Puisque nulle voix ici, et la vôtre avant toutes, Sire, ne s’élève pour me
défendre contre pareille vilenie, je vous demande de nommer commission afin de
faire vérifier mes comptes, desquels je suis responsable devant vous, et devant
vous seul.
    Les princes médiocres ne tolèrent
qu’un entourage de flatteurs qui leur dissimulent leur médiocrité. L’attitude
de Marigny, son ton, sa présence même, rappelaient trop évidemment au jeune roi
qu’il était inférieur à son père.
    S’emportant lui aussi, Louis X
s’écria :
    — Soit ! Cette commission
sera nommée, messire, puisque c’est vous-même qui le demandez.
    Par cette parole, il se séparait du
seul homme capable de gouverner à sa place et de diriger son règne. La France
allait payer pendant de longues années ce mouvement d’humeur.
    Marigny ramassa son sac à documents,
le remplit, et se dirigea vers la porte. Son geste irrita un peu plus le Hutin,
qui lui lança :
    — Et jusque-là, vous voudrez
bien ne plus avoir affaire avec notre Trésor.
    — Je m’en garderai bien, Sire,
dit Marigny depuis le seuil.
    Et l’on entendit ses pas décroître
dans l’antichambre.
    Valois triomphait, presque surpris
de la rapidité de cette exécution.
    — Vous avez eu tort, mon frère,
lui dit le comte d’Évreux ; on ne force point un tel homme, et de telle
sorte.
    — J’ai eu grand-raison, mon
frère, répliqua Valois, et bientôt vous m’en saurez gré. Ce Marigny est un mal
sur le visage du royaume, qu’il fallait se hâter de faire crever.
    — Mon oncle, demanda
Louis X revenant impatiemment à son seul souci, quand mettrez-vous en
chemin notre ambassade auprès de la cour de Naples ?
    Aussitôt que Valois lui eut promis
que Bouville partirait dans la semaine, il leva le conseil. Il était mécontent
de tout et de tous, parce qu’en vérité, il était mécontent de lui-même.
     

II

ENGUERRAND DE MARIGNY
    Précédé comme à l’ordinaire de deux
sergents massiers portant bâton à fleur de lis, escorté de secrétaires et
d’écuyers, Enguerrand de Marigny, regagnant sa demeure, étouffait de fureur.

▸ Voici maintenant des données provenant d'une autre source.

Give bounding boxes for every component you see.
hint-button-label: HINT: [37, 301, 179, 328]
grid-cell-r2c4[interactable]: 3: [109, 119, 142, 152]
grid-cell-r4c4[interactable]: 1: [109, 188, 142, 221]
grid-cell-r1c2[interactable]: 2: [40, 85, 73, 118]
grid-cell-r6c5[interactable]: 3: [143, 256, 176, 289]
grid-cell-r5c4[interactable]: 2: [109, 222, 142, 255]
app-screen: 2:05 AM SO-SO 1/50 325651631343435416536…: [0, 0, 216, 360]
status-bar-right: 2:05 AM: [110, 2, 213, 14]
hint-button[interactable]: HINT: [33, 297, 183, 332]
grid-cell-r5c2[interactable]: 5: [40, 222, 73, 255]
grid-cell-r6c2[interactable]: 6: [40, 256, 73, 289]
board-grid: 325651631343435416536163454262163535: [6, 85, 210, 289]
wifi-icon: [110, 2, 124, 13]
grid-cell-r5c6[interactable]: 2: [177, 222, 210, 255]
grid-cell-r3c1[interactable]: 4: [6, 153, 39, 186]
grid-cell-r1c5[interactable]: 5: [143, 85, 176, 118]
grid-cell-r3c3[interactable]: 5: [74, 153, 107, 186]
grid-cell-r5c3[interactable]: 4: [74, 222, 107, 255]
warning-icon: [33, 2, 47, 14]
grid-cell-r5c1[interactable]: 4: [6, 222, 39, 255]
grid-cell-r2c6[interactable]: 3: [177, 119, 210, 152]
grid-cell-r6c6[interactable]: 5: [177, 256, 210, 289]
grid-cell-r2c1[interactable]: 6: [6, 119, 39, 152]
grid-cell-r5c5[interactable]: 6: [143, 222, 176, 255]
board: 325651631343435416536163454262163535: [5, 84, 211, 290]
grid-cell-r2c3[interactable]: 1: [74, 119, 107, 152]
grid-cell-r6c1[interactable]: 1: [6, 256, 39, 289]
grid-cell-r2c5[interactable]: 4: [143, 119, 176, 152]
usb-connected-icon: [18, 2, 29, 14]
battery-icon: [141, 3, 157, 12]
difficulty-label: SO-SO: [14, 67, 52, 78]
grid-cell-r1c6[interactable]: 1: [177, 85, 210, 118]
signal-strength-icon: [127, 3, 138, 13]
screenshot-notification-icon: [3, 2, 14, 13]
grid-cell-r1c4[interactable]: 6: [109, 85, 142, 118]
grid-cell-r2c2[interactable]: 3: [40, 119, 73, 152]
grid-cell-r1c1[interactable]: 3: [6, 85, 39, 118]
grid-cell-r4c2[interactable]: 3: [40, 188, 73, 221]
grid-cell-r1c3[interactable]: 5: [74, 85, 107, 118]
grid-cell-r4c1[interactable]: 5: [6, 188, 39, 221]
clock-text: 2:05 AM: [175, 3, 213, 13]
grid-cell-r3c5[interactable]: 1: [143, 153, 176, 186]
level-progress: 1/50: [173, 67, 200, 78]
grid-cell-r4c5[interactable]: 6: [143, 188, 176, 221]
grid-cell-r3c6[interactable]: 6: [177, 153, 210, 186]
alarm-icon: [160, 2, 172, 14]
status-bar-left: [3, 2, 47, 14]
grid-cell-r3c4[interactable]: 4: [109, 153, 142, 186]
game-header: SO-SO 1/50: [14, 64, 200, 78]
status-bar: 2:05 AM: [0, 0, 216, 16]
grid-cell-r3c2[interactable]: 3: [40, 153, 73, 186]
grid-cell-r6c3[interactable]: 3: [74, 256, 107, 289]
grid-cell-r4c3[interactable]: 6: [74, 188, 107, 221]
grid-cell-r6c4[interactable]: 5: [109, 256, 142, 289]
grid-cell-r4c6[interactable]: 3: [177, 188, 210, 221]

« Ce coquin, ce brochet, m’accuser de trafiquer des traités ! Le
reproche est pour le moins plaisant venant de lui, qui a passé sa vie à se
vendre au plus offrant… Et ce petit roi qui a de la cervelle comme une mouche
et de la hargne comme une guêpe, n’a pas dit un mot à mon adresse, sinon pour
m’ôter la gestion du Trésor ! »
    Il marchait sans rien voir des rues
ni des gens. Il gouvernait les hommes de si haut depuis si longtemps qu’il avait
perdu l’habitude de les regarder. Les Parisiens s’écartaient devant lui,
s’inclinaient, lui tiraient de grands coups de bonnet, et puis le suivaient des
yeux en échangeant quelque remarque amère. Il n’était pas aimé, ou ne l’était
plus.
    Parvenu à son hôtel de la rue des
Fossés-Saint-Germain, il traversa la cour d’un pas pressé, jeta son manteau au
premier bras qui se tendait et, toujours tenant son sac à documents, gravit
l’escalier tournant.
    Gros coffres, gros chandeliers,
tapis épais, lourdes tentures, l’hôtel n’était meublé que de choses solides et
faites pour durer. Une armée de valets y veillait au service du maître, et une
armée de clercs y travaillait au service du royaume.
    Enguerrand poussa la porte de la
pièce où il savait trouver sa femme. Celle-ci brodait au coin du feu ; sa
sœur, madame de Chanteloup, une veuve bavarde, était auprès d’elle. Deux
levrettes d’Italie, naines et frileuses, sautillaient à leurs pieds.